The Equalizer is many things — grotesquely violent, relentlessly grim, proudly empty-headed — but maybe its most notable aspect is the way it messily jams its influences together in an unsuccessful attempt to become a good movie by trying to look and sound like better movies that came before it. When someone dies in The Equalizer (which happens quite a bit), the soundtrack throbs with ugly bwam sounds pulled from The Dark Knight. When stone-faced hero Robert McCall (Denzel Washington) sizes up a pack of enemies, he uses the same kind of hyper-stylized, overcranked, step-through-time planning method employed by both Guy Ritchie’s and the BBC’s Sherlock Holmes. McCall is also fond of assembling homemade traps and weapons culled from home invasion movies. It’s not just that the film grows dumber as it proceeds; it’s that director Antoine Fuqua almost seems to take pride in stapling together a rough assemblage of appropriations.

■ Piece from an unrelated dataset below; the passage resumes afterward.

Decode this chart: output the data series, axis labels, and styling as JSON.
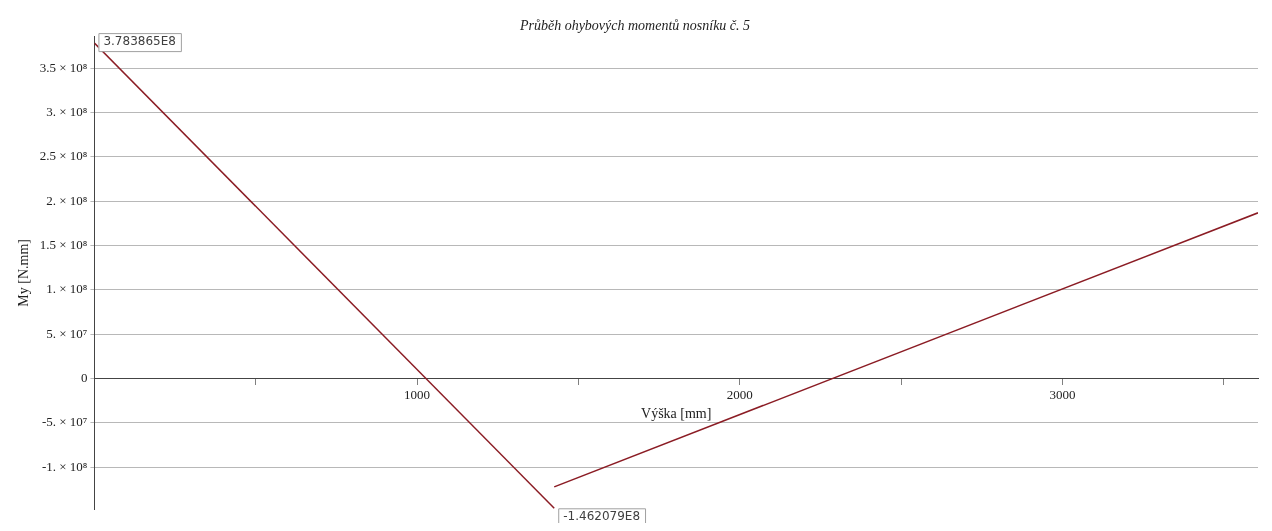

What’s additionally dispiriting is that the film, loosely based on the late-1980s TV series, doesn’t start out that way. The first third sticks pretty close to McCall, a quiet man who works at a hardware store and tries to be kind to the people around him, like helping a coworker lose weight or lending an ear to a prostitute, Teri (Chloe Grace Moretz), who frequents his neighborhood diner. The script from Richard Wenk (The Mechanic, The Expendables 2) is a little predictable and overdone here — there’s an amateurish quality that seems eager to broadcast that all this talky emotional stuff is just prelude to the bloodshed, and metaphors are beaten about so clumsily that there’s never subtext, just neon-bright text — but Fuqua maintains a control that keeps the story nicely focused on these characters’ small worlds. You get the sense that, broadly drawn though they may be, these little lives have meaning. Fuqua doesn’t try to be flashy, instead relying smartly on Washington’s ability to hold a scene with just a look or tilt of his head. Few stars have ever looked as effortless on screen as Washington does in every one of his movies, and his ability to whip between contemplation and warm humor goes a long way.
Yet, almost as if he’s unable to stop a process more powerful than he, Fuqua soon turns the film from a modest little mystery (what’s McCall’s deal?) into an all-out slaughter (oh, he’s some kind of former government agent with next-level killing skills and, possibly, Jedi powers). After Teri is beaten one night, McCall tries to buy her freedom from her Russian pimps, and when he’s turned down, he executes the entire room of them without breaking a sweat: they all die hard deaths, though the man who gets stabbed repeatedly with corkscrews, only to wind up with one shoved up through his jaw and into his tongue, takes the brunt of McCall’s sociopathic tendencies. From this point forward, the film is just a series of falling dominoes, as the Russian crime lord responsible for the prostitutes and other illicit acts sends waves of bad guys after McCall, all led by Teddy (Marton Csokas, going for broke) and all in for the kind of punishment usually seen in Eli Roth movies.
Washington is a magnetic, charismatic performer, and he’s capable of so much more than The Equalizer wants to let him do. Maybe it’s because movies like this, where an older man goes on a murder spree for a younger woman, are in vogue right now. Or maybe it’s because, as Washington has said, “good scripts are hard to find.” But the few flashes we see of Washington’s range and personality here only underscore how he’s being held back with such inferior material. There’s nothing in the film to recommend it.
There’s a kernel of something smarter in the film, too. McCall, prone to insomnia, sleeps soundly after coming home from killing the men who beat Teri. This would seem to indicate some genuine emotional problems, or at least hint at a character who’s so broken that we’re asked to consider the implications of his actions, as well as our rooting for them. But moments like this are passed over quickly, and as the body count grows, Fuqua’s style grows more abstract and uninspired. (There are more overexposed images and close-ups of McCall’s eyelashes than you can count.) Generic threats are made, crooked cops show up, and McCall continues to dispatch of his enemies with cold fervor, accompanied by Harry Gregson-Williams’ overbearing score. It’s the kind of schlocky, 1980s-inspired work that doesn’t have enough sense or skill to be self-aware, knowing nothing more than to trod glumly on through a pile of corpses. There’s even a scene, staged without a hint of irony, where McCall detonates a tanker ship and strides away from the explosion in slow-motion. It’s meant to be a victory, but it feels like a sigh of defeat.